India, China showed rare unity at climate change summit

December 17th, 2008 - 10:59 am ICT by IANS  

Poznan (Poland), Dec 17 (IANS) The climate change summit may have ended in failure, but it showed rare unity of purpose between India and China which took on the industrialised world together at the closing moments of the climate summit here. The Indian position also received support from Pakistan. Knowing that developing countries had failed to get the industrialised world to part with even one extra percent of their profits from carbon trade, India started the note of dissent at the final session of the Dec 1-12 UN Framework Convention on Climate Change (UNFCCC).

Industrialised countries led by the European Union, Japan, Canada, Australia and Russia had refused to part with the money sought by developing countries to help them cope with climate change effects. That had happened behind closed doors. Then the Indian delegation chose to make the matter public in a dramatic finale.

Prodipto Ghosh, member of the Prime Minister’s Council on Climate Change, rose on a point of order in the final open session of the Conference of Parties (CoP) - which is held in the same way as a UN General Assembly session - and said: “In the 12 CoPs I have been privileged to attend so far, this is one of the saddest moments I have witnessed.”

As CoP president and Poland’s Environment Minister Maciej Nowicki fumbled with his response to Ghosh’s impassioned speech, the Chinese delegate rose on one point of order after another, excitedly banging on his country’s name plate with his pen, to support the Indian stand again and again, to oppose the supposedly-consensual conclusions reached by Nowicki.

His manner made evident the extent to which developing countries were angry by what they saw as a cynical refusal to help on the part of industrialised countries that had put almost all excess greenhouse gases in the atmosphere in the first place.

The excess is leading to climate change, which is already lowering farm output, leading to more frequent and more severe droughts, floods and storms and raising the sea level, with developing countries bearing the brunt.

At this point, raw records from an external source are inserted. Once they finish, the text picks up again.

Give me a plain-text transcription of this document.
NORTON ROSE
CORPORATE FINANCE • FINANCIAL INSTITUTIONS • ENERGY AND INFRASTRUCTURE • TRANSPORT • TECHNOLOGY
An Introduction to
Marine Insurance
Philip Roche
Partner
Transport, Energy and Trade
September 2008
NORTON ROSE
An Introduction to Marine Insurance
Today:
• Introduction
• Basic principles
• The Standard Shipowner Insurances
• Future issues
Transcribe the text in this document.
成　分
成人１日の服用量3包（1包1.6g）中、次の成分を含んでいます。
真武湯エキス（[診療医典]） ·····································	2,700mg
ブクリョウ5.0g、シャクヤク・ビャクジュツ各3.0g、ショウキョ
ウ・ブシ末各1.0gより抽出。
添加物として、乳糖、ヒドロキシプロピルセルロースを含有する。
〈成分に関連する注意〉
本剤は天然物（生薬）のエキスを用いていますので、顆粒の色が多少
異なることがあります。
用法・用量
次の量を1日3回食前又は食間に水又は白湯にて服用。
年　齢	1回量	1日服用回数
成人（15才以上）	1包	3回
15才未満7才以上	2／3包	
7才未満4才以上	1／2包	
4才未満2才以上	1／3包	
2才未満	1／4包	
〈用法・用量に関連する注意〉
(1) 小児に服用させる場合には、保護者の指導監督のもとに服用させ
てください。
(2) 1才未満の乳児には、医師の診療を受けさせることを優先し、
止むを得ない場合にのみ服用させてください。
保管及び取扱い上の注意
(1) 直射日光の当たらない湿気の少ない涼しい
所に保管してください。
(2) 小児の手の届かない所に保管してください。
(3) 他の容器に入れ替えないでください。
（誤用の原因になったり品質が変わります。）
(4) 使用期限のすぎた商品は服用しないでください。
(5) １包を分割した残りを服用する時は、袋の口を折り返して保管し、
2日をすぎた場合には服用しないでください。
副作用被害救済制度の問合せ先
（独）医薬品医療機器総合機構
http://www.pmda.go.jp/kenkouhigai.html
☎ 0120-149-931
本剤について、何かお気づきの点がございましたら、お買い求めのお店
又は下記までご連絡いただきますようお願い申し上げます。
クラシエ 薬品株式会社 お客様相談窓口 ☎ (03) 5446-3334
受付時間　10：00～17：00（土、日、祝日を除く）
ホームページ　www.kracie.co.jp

While the Chinese delegate kept objecting to Nowicki, delegates from Pakistan, Gabon, Colombia, the Maldives and a number of other developing countries came out into the open to strongly support the Indian position and take on the industrialised world.

The Colombian delegate was especially eloquent in his denunciation of industrialised countries, a surprise to most observers given the close ties between the governments of Colombia and the US. But the Poznan climate summit reiterated that over climate change virtually the entire developing world is together.

What was this divisive issue? Minutes before Ghosh’s intervention, Nowicki had announced that an Adaptation Fund that would provide money to least developed countries (LDC) to cope with climate change effects had become operational at the Poznan summit.

But the fund now has less than one percent of the money developing countries need to cope with climate change effects, as estimated by the UN Development Programme. Its funding comes from a two percent levy on money that industrialised countries make through carbon trading.

Developing countries wanted to raise this two percent levy to three percent to help put more money into the Adaptation Fund. Industrialised countries refused.

Ghosh said the agreement “fell apart for one, and one reason only. That is the refusal of some parties (countries) to experience the least loss of profits from trading in carbon”.

“Let us look at why this refusal is tragic and painful,” Ghosh told those of the over 3,000 delegates from 186 countries who were still left in the final plenary session.

“Even now, millions of poor people in developing countries are losing their homes, their livelihoods, and their lives from impacts of climate change. Most live in extreme privation at the best of times; climate change takes away their pitiable homes, hearths and bread.

“We can all of us now see clearly what lies ahead at Copenhagen.”

Copenhagen will host the next summit in December 2009, by when the world is expected to conclude a fresh deal to combat climate change.

Nowicki said after the closing session here: “I fully understand and support the feelings of disappointment expressed by some countries.”